Figure 3.

VEGF induces endothelial cell VEGFR2, Src and STAT3 activation and intermolecular association. HUVEC and MS1 endothelial cells were cultured in medium containing 0.5% serum for 24 hours and then cultured in medium containing 10 ng/ml VEGF for different durations. Western blots of the lysates were probed with antibody specific for phospho-VEGFR2, stripped and reprobed for VEGFR2 (A), and probed with antibody specific for phospho-Src, stripped and reprobed for Src (B). HUVEC cells were pretreated with anti-human VEGFR2 inhibitory antibody (1 μg/ml) or IgG (1 μg/ml) for one hour and were stimulated with 10 ng/ml VEGF for 10 min. Western blots of the lysates were probed with antibody specific for phospho-VEGFR2, phospho-Src, phospho-STAT3, stripped and reprobed for VEGFR2, Src and STAT3 (C).
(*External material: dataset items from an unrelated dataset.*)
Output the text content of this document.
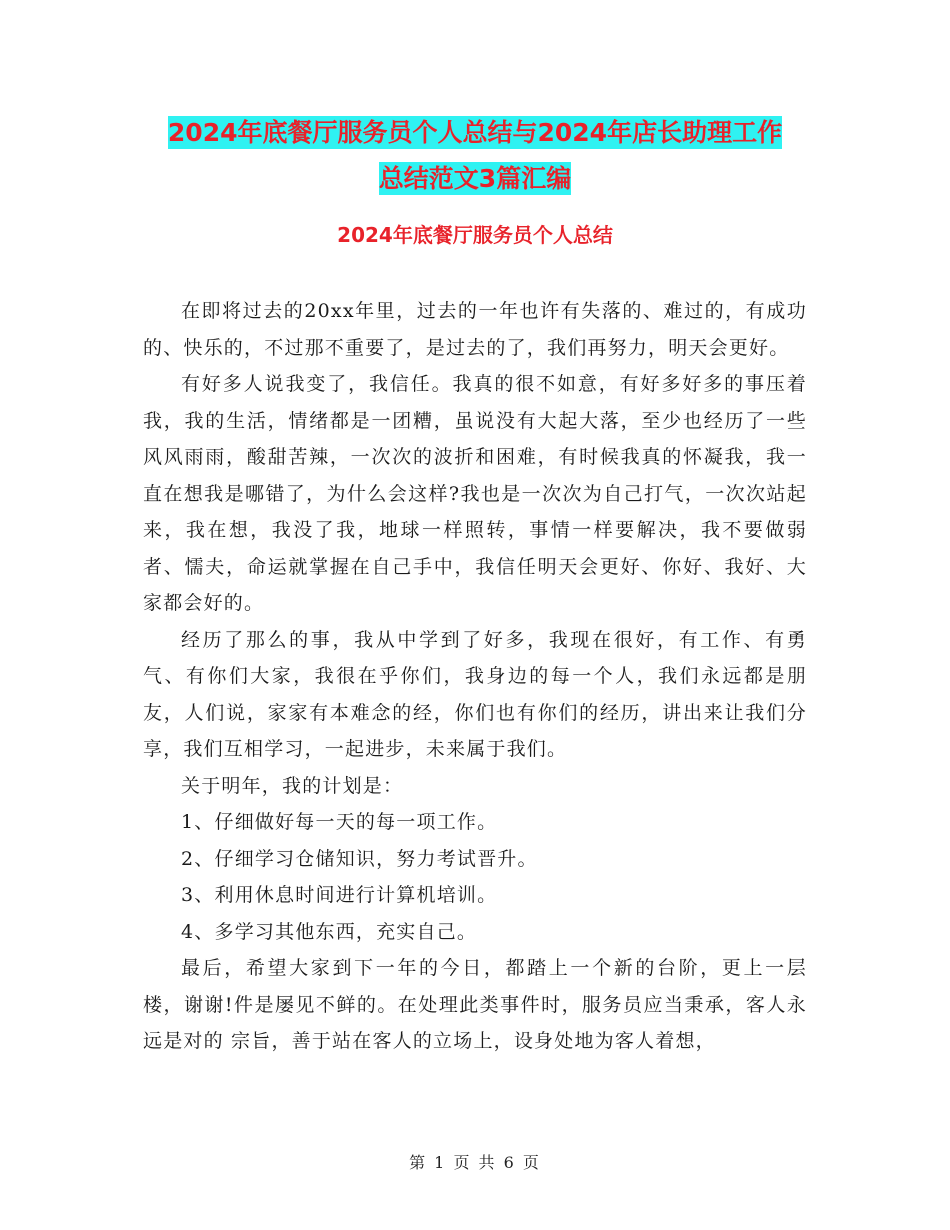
2024年底餐厅服务员个人总结与2024年店长助理工作
总结范文3篇汇编
2024年底餐厅服务员个人总结

在即将过去的20xx年里，过去的一年也许有失落的、难过的，有成功的、快乐的，不过那不重要了，是过去的了，我们再努力，明天会更好。

有好多人说我变了，我信任。我真的很不如意，有好多好多的事压着我，我的生活，情绪都是一团糟，虽说没有大起大落，至少也经历了一些风风雨雨，酸甜苦辣，一次次的波折和困难，有时候我真的怀凝我，我一直在想我是哪错了，为什么会这样?我也是一次次为自己打气，一次次站起来，我在想，我没了我，地球一样照转，事情一样要解决，我不要做弱者、懦夫，命运就掌握在自己手中，我信任明天会更好、你好、我好、大家都会好的。

经历了那么的事，我从中学到了好多，我现在很好，有工作、有勇气、有你们大家，我很在乎你们，我身边的每一个人，我们永远都是朋友，人们说，家家有本难念的经，你们也有你们的经历，讲出来让我们分享，我们互相学习，一起进步，未来属于我们。

关于明年，我的计划是：

1、仔细做好每一天的每一项工作。

2、仔细学习仓储知识，努力考试晋升。

3、利用休息时间进行计算机培训。

4、多学习其他东西，充实自己。

最后，希望大家到下一年的今日，都踏上一个新的台阶，更上一层楼，谢谢!件是屡见不鲜的。在处理此类事件时，服务员应当秉承，客人永远是对的 宗旨，善于站在客人的立场上，设身处地为客人着想，

第 1 页 共 6 页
HUVEC lysates were immunoprecipitated with anti-STAT3 antibody and Western blots of the precipitate were probed with antibody to VEGFR2, stripped and reprobed with antibody to STAT3 (D). HUVEC lysates were immunoprecipitated with anti-Src antibody and Western blots of the precipitate were probed sequentially with antibodies to VEGFR2, STAT3, STAT5 and Src (E). All experiments were performed twice with similar results.